Bordertown
Sunday, Jan. 3 (Fox)
Series Debut: "It's about time we did something about immigration—the Southwest belongs to retired art teachers and meth-lab entrepreneurs!" So begins Bordertown, the long-long-delayed animated comedy from Family Guy producer Mark Hentemann, with a cultural-consulting assist from Lalo Alcaraz (La Cucharacha cartoonist) and Gustavo Arellano (Ask a Mexican columnist). Bordertown mashes-up the Tex-Mex sensibilities of King of the Hill with Family Guy's rapid-fire absurdism, as well as equal-opportunity skewering of whitey-Latino relations and conservative/liberal agendas. At the show's center are Bud (voiced by Hank Azaria), a Fox News-loving 'Merican who works as a U.S. border agent in the desert town of Mexifornia, and Ernesto (Nicholas Gonzalez), his immigrant next-door neighbor who's achieved more in a few years here than Bud has in his entire life—hell, even Bud's boss is Mexican. Of all the comedies that have tried, and mostly failed, to capture the country's modern dual-cultural reality (sorry, Trump), Bordertown comes closest to nailing it, hilariously and even-handedly. And, as if to remind you that Family Guy folks are involved, there's a Philip Seymour Hoffman joke in the second episode that goes way too far. ¡Viva Bordertown!

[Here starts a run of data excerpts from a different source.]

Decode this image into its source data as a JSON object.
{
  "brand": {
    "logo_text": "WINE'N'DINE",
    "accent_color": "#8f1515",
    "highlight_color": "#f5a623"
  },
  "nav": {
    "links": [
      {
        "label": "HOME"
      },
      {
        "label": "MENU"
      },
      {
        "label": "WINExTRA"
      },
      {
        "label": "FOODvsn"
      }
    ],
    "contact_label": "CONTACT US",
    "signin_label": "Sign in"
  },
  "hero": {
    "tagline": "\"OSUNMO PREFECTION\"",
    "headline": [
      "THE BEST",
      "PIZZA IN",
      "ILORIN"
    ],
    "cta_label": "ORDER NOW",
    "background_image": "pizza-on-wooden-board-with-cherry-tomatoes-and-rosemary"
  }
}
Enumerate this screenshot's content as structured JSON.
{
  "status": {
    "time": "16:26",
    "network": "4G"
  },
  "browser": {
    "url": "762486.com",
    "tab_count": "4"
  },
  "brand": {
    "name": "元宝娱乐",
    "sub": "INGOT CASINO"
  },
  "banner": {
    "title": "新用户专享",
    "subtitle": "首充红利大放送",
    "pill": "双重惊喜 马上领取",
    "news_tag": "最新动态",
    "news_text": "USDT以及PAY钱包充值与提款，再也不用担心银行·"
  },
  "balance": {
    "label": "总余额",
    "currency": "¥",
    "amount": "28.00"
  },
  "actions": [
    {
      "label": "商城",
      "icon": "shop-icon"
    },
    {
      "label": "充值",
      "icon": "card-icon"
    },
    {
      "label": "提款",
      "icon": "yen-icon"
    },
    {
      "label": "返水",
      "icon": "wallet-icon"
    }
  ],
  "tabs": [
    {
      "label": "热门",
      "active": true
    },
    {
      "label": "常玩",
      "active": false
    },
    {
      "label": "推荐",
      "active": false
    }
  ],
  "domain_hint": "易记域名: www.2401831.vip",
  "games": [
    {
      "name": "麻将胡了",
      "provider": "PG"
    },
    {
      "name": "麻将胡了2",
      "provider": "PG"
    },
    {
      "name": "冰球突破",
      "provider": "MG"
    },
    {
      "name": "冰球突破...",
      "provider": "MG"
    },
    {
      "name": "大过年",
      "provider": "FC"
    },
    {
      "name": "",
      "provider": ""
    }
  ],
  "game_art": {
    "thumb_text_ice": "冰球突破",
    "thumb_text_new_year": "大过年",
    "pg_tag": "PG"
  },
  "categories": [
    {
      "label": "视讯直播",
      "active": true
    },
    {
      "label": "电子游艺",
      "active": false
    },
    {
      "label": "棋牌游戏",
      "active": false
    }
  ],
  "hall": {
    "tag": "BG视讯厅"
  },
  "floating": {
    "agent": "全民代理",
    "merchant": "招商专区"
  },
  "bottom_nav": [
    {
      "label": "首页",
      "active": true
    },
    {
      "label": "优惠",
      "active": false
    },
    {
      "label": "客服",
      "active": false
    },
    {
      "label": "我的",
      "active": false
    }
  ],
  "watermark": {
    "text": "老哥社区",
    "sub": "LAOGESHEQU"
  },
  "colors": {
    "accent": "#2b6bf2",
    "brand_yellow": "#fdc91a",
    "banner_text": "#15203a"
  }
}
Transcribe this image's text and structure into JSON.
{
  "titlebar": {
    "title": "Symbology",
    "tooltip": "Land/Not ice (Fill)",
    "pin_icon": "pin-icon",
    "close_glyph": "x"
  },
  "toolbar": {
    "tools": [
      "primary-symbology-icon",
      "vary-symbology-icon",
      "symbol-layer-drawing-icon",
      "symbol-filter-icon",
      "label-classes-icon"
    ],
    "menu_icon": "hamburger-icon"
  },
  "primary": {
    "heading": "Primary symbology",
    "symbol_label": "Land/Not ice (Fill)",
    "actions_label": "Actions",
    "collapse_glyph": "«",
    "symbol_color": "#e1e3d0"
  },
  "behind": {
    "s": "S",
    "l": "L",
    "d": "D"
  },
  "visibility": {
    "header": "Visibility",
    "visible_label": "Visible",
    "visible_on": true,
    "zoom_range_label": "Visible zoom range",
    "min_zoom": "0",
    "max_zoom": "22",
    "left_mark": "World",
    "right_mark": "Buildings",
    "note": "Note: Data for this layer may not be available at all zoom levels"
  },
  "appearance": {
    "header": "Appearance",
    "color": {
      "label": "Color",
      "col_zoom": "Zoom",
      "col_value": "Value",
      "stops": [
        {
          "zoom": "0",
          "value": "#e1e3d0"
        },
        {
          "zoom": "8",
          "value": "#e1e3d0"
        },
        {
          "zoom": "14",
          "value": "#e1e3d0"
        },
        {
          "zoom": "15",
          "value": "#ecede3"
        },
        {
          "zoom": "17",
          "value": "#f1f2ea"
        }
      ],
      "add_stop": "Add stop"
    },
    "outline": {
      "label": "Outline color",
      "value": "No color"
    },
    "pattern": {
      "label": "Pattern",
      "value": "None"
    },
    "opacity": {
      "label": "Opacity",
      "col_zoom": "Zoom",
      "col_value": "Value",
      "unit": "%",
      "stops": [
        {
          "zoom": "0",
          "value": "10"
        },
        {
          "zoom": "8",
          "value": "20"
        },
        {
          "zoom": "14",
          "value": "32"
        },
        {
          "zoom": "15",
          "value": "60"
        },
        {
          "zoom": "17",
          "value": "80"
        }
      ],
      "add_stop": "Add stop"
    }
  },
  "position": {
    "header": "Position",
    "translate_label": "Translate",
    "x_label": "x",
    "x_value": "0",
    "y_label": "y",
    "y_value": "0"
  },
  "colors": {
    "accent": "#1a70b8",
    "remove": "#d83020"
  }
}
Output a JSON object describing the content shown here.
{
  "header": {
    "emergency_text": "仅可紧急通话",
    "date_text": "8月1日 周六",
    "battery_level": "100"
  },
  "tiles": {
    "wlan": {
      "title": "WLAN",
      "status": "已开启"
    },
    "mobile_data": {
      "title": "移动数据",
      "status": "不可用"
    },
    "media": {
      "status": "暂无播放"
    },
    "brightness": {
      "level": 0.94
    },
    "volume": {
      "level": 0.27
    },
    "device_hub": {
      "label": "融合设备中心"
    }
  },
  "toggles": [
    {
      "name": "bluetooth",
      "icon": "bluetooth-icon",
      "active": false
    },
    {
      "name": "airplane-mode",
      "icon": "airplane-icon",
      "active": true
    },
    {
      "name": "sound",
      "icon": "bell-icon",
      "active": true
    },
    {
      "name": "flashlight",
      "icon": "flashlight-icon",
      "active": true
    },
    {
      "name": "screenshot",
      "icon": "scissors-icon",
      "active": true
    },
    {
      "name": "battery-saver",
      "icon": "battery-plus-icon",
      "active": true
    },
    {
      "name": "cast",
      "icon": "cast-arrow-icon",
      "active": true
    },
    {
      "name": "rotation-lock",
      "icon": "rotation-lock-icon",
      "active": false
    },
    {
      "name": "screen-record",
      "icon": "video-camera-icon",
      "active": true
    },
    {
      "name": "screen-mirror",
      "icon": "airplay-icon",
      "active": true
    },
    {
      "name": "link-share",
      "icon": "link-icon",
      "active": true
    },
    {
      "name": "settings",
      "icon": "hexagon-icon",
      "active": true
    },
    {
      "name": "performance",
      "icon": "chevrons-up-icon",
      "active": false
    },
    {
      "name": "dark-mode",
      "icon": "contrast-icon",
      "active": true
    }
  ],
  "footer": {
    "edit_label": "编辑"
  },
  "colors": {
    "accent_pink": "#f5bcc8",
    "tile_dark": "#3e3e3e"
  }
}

Cooper Barrett's Guide to Surviving Life
Sunday, Jan. 3 (Fox)
Series Debut: It may have all the quirks of a 1995 network sitcom (20-something "friends" with no apparent jobs, an oddly named lead character who talks directly to the camera, the presence of the word "Guide" in the title, etc.), but Cooper Barrett's Guide to Surviving Life is actually a new Fox comedy—I can tell because it stars Jack Cutmore-Scott (Kingsmen: The Secret Service), and the review screener didn't arrive on a VHS tape. But, despite Cutmore-Scott's charms and a promising support cast (including Meaghan Rath, Justin Bartha and Liza Lapira, all vets of better shows), this is just a lazy bro-com that's nowhere near as clever as it thinks it is. It's as if Fox decided the world needs a "thinky" alternative to NBC's Undateable. Yes, I realize that anything is a thinky alternative to Undateable ...
Galavant
Sunday, Jan. 3 (ABC)
Season Premiere: If you're thinking, "Wasn't this canceled?" or "What's Galavant?" or "Wait ... is 2015 over already?" or any combination thereof, you're not alone. Galavant, a "musical fairytale comedy" (yes, really), debuted in January of last year, blowing out eight back-to-back episodes over four weeks and generating a small buzz with its over-the-top silliness and catchy-as-scurvy song & dance numbers. Galavant is essentially a live-action Disney cartoon, with borrowed elements from Monty Python, Men in Tights and (get ready to strain your Wiki) When Things Were Rotten, and it mostly works. Timothy Omundson (unrecognizable from Psych) is the series' beardy MVP as King Richard, and creator/writer Dan Fogelman (Tangled, The Neighbors) knows how to balance camp and cutting: The first episode of Season 2 is subtitled "Suck It Cancellation Bear," a reference to The Cancel Bear, an Internet TV-demise predictor that repeatedly labeled Galavant as a goner last year. Cheeky.
Finding Bigfoot
Sunday, Jan. 3 (Animal Planet)
Season Premiere: Season 9, that is. Which means Finding Bigfoot has failed to find Bigfoot in more than 70 episodes now. Not to imply that this show is any more nor less abortive than Keeping Up With the Kardashians. (From what I've seen—which is, admittedly, limited to clips from The Soup (R.I.P.) and random chunks accidentally DVRed following E!'s The Royals—there's nothing to "keep up" on with the Kardashians, as nothing ever happens on the screen. Seriously, nothing.) KUWTK is just endless hours of plastic dolts who are barely more "real" than Sasquatch, contributing nada and sucking oxygen. Wishing death upon the Kardashians and Jenners is as pointless as looking for Bigfoot, because it's not like they were ever really "here" or "did" anything, either. Scott Disick, however ... there's a man of action.
It's Always Sunny in Philadelphia
Wednesday, Jan. 6 (FXX)
Season Premiere: The Gang kicks off Season 11 by referencing Season 7: A board-game company is interested in buying the utterly incomprehensible drinking game that Charlie, Dee, Mac and Dennis invented, the epic "Chardee MacDennis," which includes—but is not limited to—booze chugging, dog kennels and emotional battery. Can they cooperate long enough to not blow the deal? Are you unfamiliar with The Greatest Comedy in the History of Television? Long live It's Always Sunny in Philadelphia.